Namun, dari sisi lain, bisa juga tersirat pesan politis yang lebih dalam semacam jarak komunikasi atau sinyal enggan terlibat dalam isu yang tengah menjadi sorotan publik.
“Dari sudut pandang lain, momen itu juga dapat mengindikasikan sikap seperti ‘biarkan Purbaya yang bertanggung jawab,’ atau bahkan menyiratkan nada enggan: ‘saya tidak ingin berurusan dengan Purbaya’,” jelas Hensa.
Dalam dinamika pemerintahan, momen seperti ini kerap menjadi simbol dua arah. Bagi sebagian pihak, berani tampil sendirian di depan media adalah bentuk tanggung jawab dan kepemimpinan. Tetapi bagi pengamat politik, kejadian semacam ini juga bisa mencerminkan ketidaksinkronan antarmenteri dalam mengelola isu strategis.
Isu proyek Whoosh sendiri sedang menjadi perhatian nasional, terutama soal pembiayaan lanjutan dan restrukturisasi utang yang sempat menuai perdebatan. Saat para menteri memilih diam, Purbaya menjadi satu-satunya yang menjawab pertanyaan media, termasuk soal sumber dana dan posisi APBN dalam proyek tersebut.
Dalam kesempatan itu, Purbaya menegaskan:
“Tidak ada dana dari APBN yang digunakan untuk membayar utang Whoosh. Ini murni restrukturisasi, bukan pembiayaan baru.”
Pernyataan tersebut sekaligus menjadi headline di berbagai media, menegaskan posisinya sebagai figur teknokrat yang siap menjelaskan kebijakan publik secara terbuka.
Meski publik banyak memuji ketenangan dan keluwesan Purbaya, Hensa mengingatkan bahwa dukungan publik tidak selalu sejalan dengan dukungan politik internal kabinet.
“Meskipun rakyat condong mendukung Purbaya, hal itu belum tentu mencerminkan kesepakatan pihak-pihak yang jadi rekannya di pemerintahan,” ujarnya.
Menurutnya, Purbaya perlu menjadikan momen ini sebagai refleksi dan peringatan, agar lebih berhati-hati dalam komunikasi politik. Ia mengutip pepatah:
“Kalau mau belok, beri sen dulu,”
yang berarti bahwa dalam politik, setiap langkah dan pernyataan harus diperhitungkan agar tidak menimbulkan kesalahpahaman atau resistensi.
Dengan kata lain, sikap terbuka di media memang penting, tetapi koordinasi dan keselarasan dengan rekan sejawat juga menjadi kunci stabilitas politik dalam kabinet.
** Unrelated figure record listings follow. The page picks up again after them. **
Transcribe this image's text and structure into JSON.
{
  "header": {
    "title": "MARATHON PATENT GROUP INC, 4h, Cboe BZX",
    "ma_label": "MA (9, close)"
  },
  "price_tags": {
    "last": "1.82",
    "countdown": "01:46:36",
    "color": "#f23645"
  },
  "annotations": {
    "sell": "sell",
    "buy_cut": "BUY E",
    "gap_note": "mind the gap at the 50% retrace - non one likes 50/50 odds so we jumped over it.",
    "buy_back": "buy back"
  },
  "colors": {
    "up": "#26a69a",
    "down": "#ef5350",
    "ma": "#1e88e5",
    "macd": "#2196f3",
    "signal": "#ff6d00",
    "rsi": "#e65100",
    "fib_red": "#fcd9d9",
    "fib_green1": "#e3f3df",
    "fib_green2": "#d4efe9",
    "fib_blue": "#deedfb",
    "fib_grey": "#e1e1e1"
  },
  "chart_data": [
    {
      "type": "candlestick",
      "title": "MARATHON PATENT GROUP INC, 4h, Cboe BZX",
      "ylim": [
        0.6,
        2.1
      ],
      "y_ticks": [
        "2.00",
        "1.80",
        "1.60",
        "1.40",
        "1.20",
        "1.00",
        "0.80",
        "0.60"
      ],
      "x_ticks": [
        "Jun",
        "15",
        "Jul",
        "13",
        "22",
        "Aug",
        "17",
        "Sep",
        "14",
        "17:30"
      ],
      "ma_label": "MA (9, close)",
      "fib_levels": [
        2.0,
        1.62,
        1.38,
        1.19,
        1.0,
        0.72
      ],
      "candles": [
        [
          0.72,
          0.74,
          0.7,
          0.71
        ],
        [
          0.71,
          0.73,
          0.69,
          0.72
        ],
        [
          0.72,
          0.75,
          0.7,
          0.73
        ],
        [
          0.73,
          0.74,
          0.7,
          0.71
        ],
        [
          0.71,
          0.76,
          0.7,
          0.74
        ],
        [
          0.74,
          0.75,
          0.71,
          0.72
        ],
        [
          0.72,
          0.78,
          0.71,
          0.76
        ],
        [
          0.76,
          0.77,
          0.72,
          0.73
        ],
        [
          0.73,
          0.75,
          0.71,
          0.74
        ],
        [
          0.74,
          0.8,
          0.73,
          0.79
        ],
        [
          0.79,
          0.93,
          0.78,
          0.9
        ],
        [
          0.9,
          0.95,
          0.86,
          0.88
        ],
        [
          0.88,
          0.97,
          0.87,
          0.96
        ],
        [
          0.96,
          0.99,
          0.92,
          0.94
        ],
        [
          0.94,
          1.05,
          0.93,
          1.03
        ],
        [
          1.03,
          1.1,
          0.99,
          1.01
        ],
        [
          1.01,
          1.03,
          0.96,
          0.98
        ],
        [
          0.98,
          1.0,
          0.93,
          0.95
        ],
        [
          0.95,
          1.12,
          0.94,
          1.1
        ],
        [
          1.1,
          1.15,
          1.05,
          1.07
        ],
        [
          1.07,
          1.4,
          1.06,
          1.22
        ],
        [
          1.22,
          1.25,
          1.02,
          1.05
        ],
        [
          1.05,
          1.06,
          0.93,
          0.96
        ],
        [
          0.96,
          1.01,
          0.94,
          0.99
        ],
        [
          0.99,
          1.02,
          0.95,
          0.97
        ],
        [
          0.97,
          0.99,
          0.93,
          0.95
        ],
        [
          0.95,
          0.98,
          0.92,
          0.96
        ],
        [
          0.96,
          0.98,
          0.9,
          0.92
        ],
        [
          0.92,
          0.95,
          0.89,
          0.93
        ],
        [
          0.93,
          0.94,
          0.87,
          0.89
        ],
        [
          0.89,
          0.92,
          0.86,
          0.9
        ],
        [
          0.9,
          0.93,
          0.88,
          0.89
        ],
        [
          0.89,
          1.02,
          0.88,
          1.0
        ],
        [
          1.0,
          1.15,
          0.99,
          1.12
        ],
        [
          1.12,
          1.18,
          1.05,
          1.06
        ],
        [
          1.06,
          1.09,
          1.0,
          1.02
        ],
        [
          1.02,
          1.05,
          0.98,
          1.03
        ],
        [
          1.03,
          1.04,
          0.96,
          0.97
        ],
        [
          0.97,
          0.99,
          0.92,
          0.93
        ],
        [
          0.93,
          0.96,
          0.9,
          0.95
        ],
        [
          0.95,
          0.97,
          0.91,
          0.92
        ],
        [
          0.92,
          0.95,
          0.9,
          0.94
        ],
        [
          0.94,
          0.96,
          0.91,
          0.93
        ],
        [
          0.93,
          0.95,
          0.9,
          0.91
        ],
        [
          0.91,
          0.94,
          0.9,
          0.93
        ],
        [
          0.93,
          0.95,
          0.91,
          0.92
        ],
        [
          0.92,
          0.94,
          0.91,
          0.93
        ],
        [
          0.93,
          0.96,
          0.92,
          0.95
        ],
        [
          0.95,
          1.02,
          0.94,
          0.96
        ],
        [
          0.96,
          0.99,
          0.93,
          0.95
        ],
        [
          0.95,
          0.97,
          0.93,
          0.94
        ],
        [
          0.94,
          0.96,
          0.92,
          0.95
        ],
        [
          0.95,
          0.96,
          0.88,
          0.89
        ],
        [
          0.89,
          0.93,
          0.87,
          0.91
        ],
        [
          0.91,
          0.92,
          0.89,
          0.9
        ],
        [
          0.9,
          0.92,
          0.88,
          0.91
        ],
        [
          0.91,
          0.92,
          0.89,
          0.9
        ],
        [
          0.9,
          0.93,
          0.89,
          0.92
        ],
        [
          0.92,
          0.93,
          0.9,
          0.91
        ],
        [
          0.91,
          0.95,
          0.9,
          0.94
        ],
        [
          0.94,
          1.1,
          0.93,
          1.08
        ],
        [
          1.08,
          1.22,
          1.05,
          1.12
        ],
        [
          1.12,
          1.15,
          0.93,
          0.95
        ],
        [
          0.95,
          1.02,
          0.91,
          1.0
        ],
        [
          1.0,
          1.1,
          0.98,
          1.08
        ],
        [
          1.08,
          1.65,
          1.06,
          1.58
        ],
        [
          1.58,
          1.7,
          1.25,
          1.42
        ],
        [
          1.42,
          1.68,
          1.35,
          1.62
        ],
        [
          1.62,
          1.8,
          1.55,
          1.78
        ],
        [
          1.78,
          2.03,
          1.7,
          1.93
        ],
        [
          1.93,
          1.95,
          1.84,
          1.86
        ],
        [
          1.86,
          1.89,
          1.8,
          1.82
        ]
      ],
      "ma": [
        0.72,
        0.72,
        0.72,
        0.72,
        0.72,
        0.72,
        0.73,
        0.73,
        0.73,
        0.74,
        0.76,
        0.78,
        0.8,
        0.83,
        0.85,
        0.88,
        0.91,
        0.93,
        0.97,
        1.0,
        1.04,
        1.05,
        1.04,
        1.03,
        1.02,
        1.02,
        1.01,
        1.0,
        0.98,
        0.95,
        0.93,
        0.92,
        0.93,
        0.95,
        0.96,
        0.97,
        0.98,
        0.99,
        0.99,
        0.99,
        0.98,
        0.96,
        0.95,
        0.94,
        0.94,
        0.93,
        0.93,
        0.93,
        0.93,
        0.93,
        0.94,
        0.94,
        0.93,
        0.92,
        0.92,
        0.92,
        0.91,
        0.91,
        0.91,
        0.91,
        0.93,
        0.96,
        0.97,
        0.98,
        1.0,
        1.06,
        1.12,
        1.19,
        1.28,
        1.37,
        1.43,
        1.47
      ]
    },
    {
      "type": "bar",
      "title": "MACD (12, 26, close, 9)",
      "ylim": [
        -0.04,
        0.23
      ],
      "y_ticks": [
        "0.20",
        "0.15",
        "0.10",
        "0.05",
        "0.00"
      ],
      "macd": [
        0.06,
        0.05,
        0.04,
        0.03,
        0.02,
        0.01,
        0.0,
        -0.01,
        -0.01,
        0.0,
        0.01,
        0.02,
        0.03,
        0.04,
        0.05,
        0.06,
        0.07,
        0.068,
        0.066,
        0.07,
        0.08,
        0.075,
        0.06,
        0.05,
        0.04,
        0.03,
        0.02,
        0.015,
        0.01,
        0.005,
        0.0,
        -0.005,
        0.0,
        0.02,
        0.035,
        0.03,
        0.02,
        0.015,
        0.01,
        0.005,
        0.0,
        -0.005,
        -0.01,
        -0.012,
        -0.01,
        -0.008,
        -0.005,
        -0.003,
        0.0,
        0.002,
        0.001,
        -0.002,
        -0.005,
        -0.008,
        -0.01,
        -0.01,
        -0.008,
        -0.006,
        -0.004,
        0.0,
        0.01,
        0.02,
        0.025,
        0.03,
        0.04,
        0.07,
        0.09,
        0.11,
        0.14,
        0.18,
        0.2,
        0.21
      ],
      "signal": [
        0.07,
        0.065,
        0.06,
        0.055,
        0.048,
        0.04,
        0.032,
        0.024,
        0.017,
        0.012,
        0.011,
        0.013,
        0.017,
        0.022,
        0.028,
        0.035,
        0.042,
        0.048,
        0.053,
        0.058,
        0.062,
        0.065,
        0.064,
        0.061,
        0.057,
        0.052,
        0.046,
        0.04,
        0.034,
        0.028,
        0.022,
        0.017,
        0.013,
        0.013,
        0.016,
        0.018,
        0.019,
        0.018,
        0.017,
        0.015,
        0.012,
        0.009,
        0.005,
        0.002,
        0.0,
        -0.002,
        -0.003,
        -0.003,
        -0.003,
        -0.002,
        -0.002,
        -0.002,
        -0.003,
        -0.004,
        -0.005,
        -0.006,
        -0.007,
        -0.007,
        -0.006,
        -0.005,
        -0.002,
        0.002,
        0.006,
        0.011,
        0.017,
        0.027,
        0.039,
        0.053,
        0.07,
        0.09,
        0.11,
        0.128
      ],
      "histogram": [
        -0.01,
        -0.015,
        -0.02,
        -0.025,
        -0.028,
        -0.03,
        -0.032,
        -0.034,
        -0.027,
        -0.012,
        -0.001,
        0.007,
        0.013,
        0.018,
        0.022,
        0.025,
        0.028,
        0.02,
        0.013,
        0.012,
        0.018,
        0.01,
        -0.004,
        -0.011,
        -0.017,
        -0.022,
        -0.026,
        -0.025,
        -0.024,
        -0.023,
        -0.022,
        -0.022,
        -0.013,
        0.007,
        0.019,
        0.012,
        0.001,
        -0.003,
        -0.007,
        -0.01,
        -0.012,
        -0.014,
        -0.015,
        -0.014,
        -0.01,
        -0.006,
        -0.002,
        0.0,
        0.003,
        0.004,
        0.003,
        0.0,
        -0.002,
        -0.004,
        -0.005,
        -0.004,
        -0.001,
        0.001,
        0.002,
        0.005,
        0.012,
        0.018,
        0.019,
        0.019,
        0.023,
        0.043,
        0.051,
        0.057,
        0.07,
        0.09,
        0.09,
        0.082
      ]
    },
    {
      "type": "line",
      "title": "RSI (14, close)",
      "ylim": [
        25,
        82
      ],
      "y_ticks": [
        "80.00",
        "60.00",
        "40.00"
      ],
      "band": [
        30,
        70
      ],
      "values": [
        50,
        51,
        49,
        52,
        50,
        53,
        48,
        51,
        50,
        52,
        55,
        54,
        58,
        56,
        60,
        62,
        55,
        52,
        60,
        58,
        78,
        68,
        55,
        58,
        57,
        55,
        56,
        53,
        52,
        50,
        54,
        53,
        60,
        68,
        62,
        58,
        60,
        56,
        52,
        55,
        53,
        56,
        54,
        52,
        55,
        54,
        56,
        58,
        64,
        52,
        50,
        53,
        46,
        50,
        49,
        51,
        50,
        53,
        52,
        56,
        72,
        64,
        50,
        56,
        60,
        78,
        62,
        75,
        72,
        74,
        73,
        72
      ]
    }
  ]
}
Fenomena seperti ini menggambarkan bagaimana politik modern kini tidak hanya bermain di ruang rapat, tetapi juga di ruang simbol dan gestur publik.
Setiap senyum, langkah kaki, hingga keputusan untuk tetap atau pergi dari kerumunan wartawan bisa menjadi bahan tafsir dan opini publik.
Dalam konteks ini, Purbaya tampak tetap tenang dan tidak menunjukkan tanda-tanda tersinggung. Justru, caranya menghadapi momen itu dengan humor memperlihatkan kedewasaan dan kematangan komunikasi publik.